The J-10B differs from the original J-10A model in several ways: active electronically scanned array (AESA) radar, integrated jamming pods, IRST sensor, diverterless supersonic intake (DSI), and an uprated AL-31FN Series III turbofan engine. These upgrades give the J-10B increased engine power, infrared detection against stealthy aircraft and increased jamming capability against enemy missiles. In particular, the DSI has two advantages over traditional engine intakes: it saves weight and is more stealthy against radar. The most important upgrade in the J-10B is its AESA radar, which features a longer range, frequency hopping to foil enemy jamming and higher power to track stealth aircraft (such as the US B-2, F-22, and F-35) at long range. The J-10B also possesses a strong multirole capability– it can carry both 100km ranged PL-12 air to air missiles and LS-500J laser guided bombs on the same mission. These advanced “4.5+ generation” features places the J-10B in the same class as the F-16 Block 60 (flown only by the UAE), French Rafale, and Eurofighter Typhoon.

J-10S Armed

This J-10S double seated fighter PL-12 BVRAAM (the larger ones, closer to fuselage) and smaller PL-5 WVRAAM (further away from the fuselage) training rounds. The J-10A and its twin seater variant, J-10S, differ from the J-10B by having a conventional air intake, shorter nose cone, mechanically scanned pulse doppler radar, no IRST, a less powerful engine and a shorter vertical tail.

J-10B “122”

The 22nd production model of the J-10B, numbered at “122”, rolls off the production line in Chengdu. The J-10B is posed to enter operational service in the Chinese Air Force.

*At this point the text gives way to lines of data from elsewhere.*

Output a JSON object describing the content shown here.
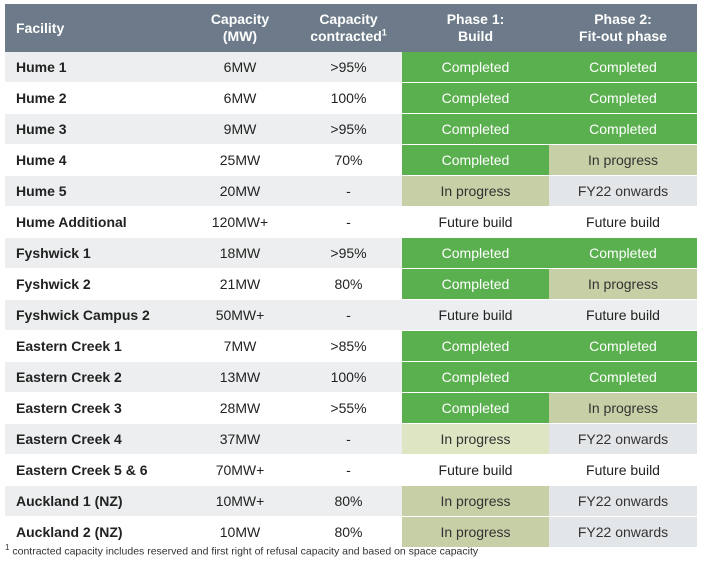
{
  "table": {
    "headers": {
      "facility": "Facility",
      "capacity_l1": "Capacity",
      "capacity_l2": "(MW)",
      "contracted_l1": "Capacity",
      "contracted_l2": "contracted",
      "contracted_sup": "1",
      "phase1_l1": "Phase 1:",
      "phase1_l2": "Build",
      "phase2_l1": "Phase 2:",
      "phase2_l2": "Fit-out phase"
    },
    "rows": [
      {
        "facility": "Hume 1",
        "capacity": "6MW",
        "contracted": ">95%",
        "phase1": "Completed",
        "phase2": "Completed"
      },
      {
        "facility": "Hume 2",
        "capacity": "6MW",
        "contracted": "100%",
        "phase1": "Completed",
        "phase2": "Completed"
      },
      {
        "facility": "Hume 3",
        "capacity": "9MW",
        "contracted": ">95%",
        "phase1": "Completed",
        "phase2": "Completed"
      },
      {
        "facility": "Hume 4",
        "capacity": "25MW",
        "contracted": "70%",
        "phase1": "Completed",
        "phase2": "In progress"
      },
      {
        "facility": "Hume 5",
        "capacity": "20MW",
        "contracted": "-",
        "phase1": "In progress",
        "phase2": "FY22 onwards"
      },
      {
        "facility": "Hume Additional",
        "capacity": "120MW+",
        "contracted": "-",
        "phase1": "Future build",
        "phase2": "Future build"
      },
      {
        "facility": "Fyshwick 1",
        "capacity": "18MW",
        "contracted": ">95%",
        "phase1": "Completed",
        "phase2": "Completed"
      },
      {
        "facility": "Fyshwick 2",
        "capacity": "21MW",
        "contracted": "80%",
        "phase1": "Completed",
        "phase2": "In progress"
      },
      {
        "facility": "Fyshwick Campus 2",
        "capacity": "50MW+",
        "contracted": "-",
        "phase1": "Future build",
        "phase2": "Future build"
      },
      {
        "facility": "Eastern Creek 1",
        "capacity": "7MW",
        "contracted": ">85%",
        "phase1": "Completed",
        "phase2": "Completed"
      },
      {
        "facility": "Eastern Creek 2",
        "capacity": "13MW",
        "contracted": "100%",
        "phase1": "Completed",
        "phase2": "Completed"
      },
      {
        "facility": "Eastern Creek 3",
        "capacity": "28MW",
        "contracted": ">55%",
        "phase1": "Completed",
        "phase2": "In progress"
      },
      {
        "facility": "Eastern Creek 4",
        "capacity": "37MW",
        "contracted": "-",
        "phase1": "In progress",
        "phase2": "FY22 onwards"
      },
      {
        "facility": "Eastern Creek 5 & 6",
        "capacity": "70MW+",
        "contracted": "-",
        "phase1": "Future build",
        "phase2": "Future build"
      },
      {
        "facility": "Auckland 1 (NZ)",
        "capacity": "10MW+",
        "contracted": "80%",
        "phase1": "In progress",
        "phase2": "FY22 onwards"
      },
      {
        "facility": "Auckland 2 (NZ)",
        "capacity": "10MW",
        "contracted": "80%",
        "phase1": "In progress",
        "phase2": "FY22 onwards"
      }
    ]
  },
  "footnote": {
    "mark": "1",
    "text": "contracted capacity includes reserved and first right of refusal capacity and based on space capacity"
  },
  "colors": {
    "header_bg": "#6c7a89",
    "completed": "#5ab04e",
    "in_progress": "#c7cfa6",
    "fy22": "#e3e6e8",
    "stripe": "#eceeef"
  }
}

The “122” serial number indicates that this fighter is the 22nd J-10B fighter to be produced for the PLAAF; the highest production serial number to date is “124”. Since late 2013, Chengdu Aviation Corporation has begun serial production of the J-10B, the latest Chinese fighter, which had its first flight in 2008. There are also three prototype J-10Bs, numbered 1031, 1034 and 1035. Compared to all the other J-10s, which have Russian AL-31FN engines, Number 1035 was fitted with a domestic WS-10B turbofan engine, though the WS-10B was not adopted, likely for cost reasons and in order to streamline logistics. This is potentially significant to the international arms trade. A J-10B powered by the WS-10B would be a completely domestic Chinese fighter, thus bypassing any Russian objections J-10B exports, which could compete with the MiG-35 in foreign markets.